On the platform, the boy ran around his parents as they readied their tickets, and he laughed joyfully as his father caught him around the waist and swung him in a circle before carrying him onto the train. Mary watched the encounter, the woman smiling at her two men as they boarded and Matthew wondered if Mary wanted children. He wondered if it was ever something she longed for, or something she felt obligated to, growing up expecting to inherit Downton alongside Patrick. Now that she was free from those constraints, but bound to new ones in the form of Carlisle...were children in her future? Did she want to bring more lives into the life with Carlisle that she already resented? Her gaze was far off and sad.
He himself had never considered children, simply expected them as the natural order of life but when he was injured and, briefly, the chance for reproducing was stolen from him, he began to wonder about his own offspring and he'd imagine them with his blonde hair and their mother's brown eyes...Mary's brown eyes.
It was when Matthew really mourned the loss of what could have been, and when he recovered fully, he realized a family was something he wanted, he was joyful when he realized it was possible again after his injury but startled to know he wanted a family with her.
"Oh Mary," Matthew said, drawing her back from her observations of the family, his voice holding the heaviness that she felt. "I do understand, I promise."
Small creases etched across her forehead as she looked back at him and with her somber expression, her cheekbones stood out, highlighting her face beautifully. They were so often on the same level, shared such an unspoken connection for which Matthew was thankful (too much of what they felt was hard to say).
"It's my burden to bear, Matthew, I was wrong to lay that on you. And what an ego I have! Offended you didn't say sooner that you'd have me...it must have taken guts to say you would at all, after you've tortured yourself so since she died."
"I should have said it sooner, Mary. I was ashamed, and confused...guilty and miserable,-"
"Weren't we all,-"
"I wish I hadn't stayed away from you." He finished after her coy interruption and a man came to collect their tickets as they collected their thoughts. First class remained their own reprieve as no one else came on and so Matthew stood and took the seat next to her instead.
"You shouldn't be so candid, we're not in quite a proper place, you know. You may wish that but I'm sure Richard is quite content with the situation." Mary said, her matter-of-fact, Lady Mary voice back in tact and Matthew rolled his eyes, pulling his book from his bag as she spoke.
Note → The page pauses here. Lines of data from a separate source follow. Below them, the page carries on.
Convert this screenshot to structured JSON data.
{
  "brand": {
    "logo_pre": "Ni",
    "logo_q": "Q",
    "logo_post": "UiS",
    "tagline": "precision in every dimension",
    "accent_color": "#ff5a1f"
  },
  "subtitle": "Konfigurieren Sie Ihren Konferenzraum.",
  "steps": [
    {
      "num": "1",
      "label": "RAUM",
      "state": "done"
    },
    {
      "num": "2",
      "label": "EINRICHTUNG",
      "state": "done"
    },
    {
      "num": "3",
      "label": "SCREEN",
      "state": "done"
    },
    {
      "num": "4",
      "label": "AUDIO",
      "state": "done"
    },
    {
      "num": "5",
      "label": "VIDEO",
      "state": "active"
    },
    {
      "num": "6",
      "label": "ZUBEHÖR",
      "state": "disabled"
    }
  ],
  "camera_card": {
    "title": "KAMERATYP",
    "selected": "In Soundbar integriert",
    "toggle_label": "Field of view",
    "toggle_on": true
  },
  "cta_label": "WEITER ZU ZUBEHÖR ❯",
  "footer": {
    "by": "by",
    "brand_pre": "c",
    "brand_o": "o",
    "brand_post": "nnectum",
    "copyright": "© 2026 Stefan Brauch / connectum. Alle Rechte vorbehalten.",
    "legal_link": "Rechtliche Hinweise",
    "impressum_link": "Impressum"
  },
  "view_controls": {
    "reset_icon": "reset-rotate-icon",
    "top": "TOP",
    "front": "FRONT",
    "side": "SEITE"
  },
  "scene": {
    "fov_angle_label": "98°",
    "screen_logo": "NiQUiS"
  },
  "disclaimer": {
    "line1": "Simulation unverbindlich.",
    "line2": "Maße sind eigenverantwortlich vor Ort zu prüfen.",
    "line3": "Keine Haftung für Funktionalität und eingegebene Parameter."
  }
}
He smiled and turned to look to her at his left, his hair brushing the cool glass, a nice contrast to the warm day. Her hand brushed his on the armrest and then pulled back, removing her gloves and setting them, her hat, magazine, and handbag in the seat Matthew had deserted across from them.
"Bugger what Carlisle thinks."
"Matthew!" She chastised but smiled and finally the train begin to roll ahead, the smooth, chugging of the engine picking up quickly and sweeping them out of Downton...for the first time together.
Matthew could almost physically feel the weight of the place and their problems leaving him as they sped away from the familiar landscape. On that territory...everything was fair game. All of the guilt and hurt and death lingered there and was inescapable, was pumped through Matthew's blood, his very veins. How could he think of anything but when he had to walk by Lavinia's grave site on the road to the big house? How could she ever, or William, or any of the men fallen who worked on the estate, be very far from his mind? He would always look at Mary and strive for more, to be present and whole and repair what he had rendered irreparable many months before but in the background of Mary was Downton and in Downton there were ghosts. Matthew felt lighter and better as they rounded a bend and the village slid from view and for the first time he could think of Mary and Mary only. He knew she did not feel so light, for as they left his haunts, they approached hers.
Carlisle and London.
"I think I'll be at the point of riding trains where once I'm off I'll still feel the ground moving." Matthew remarked to Mary in a murmur, slumped back against his seat, weary, hungover, but so satisfied.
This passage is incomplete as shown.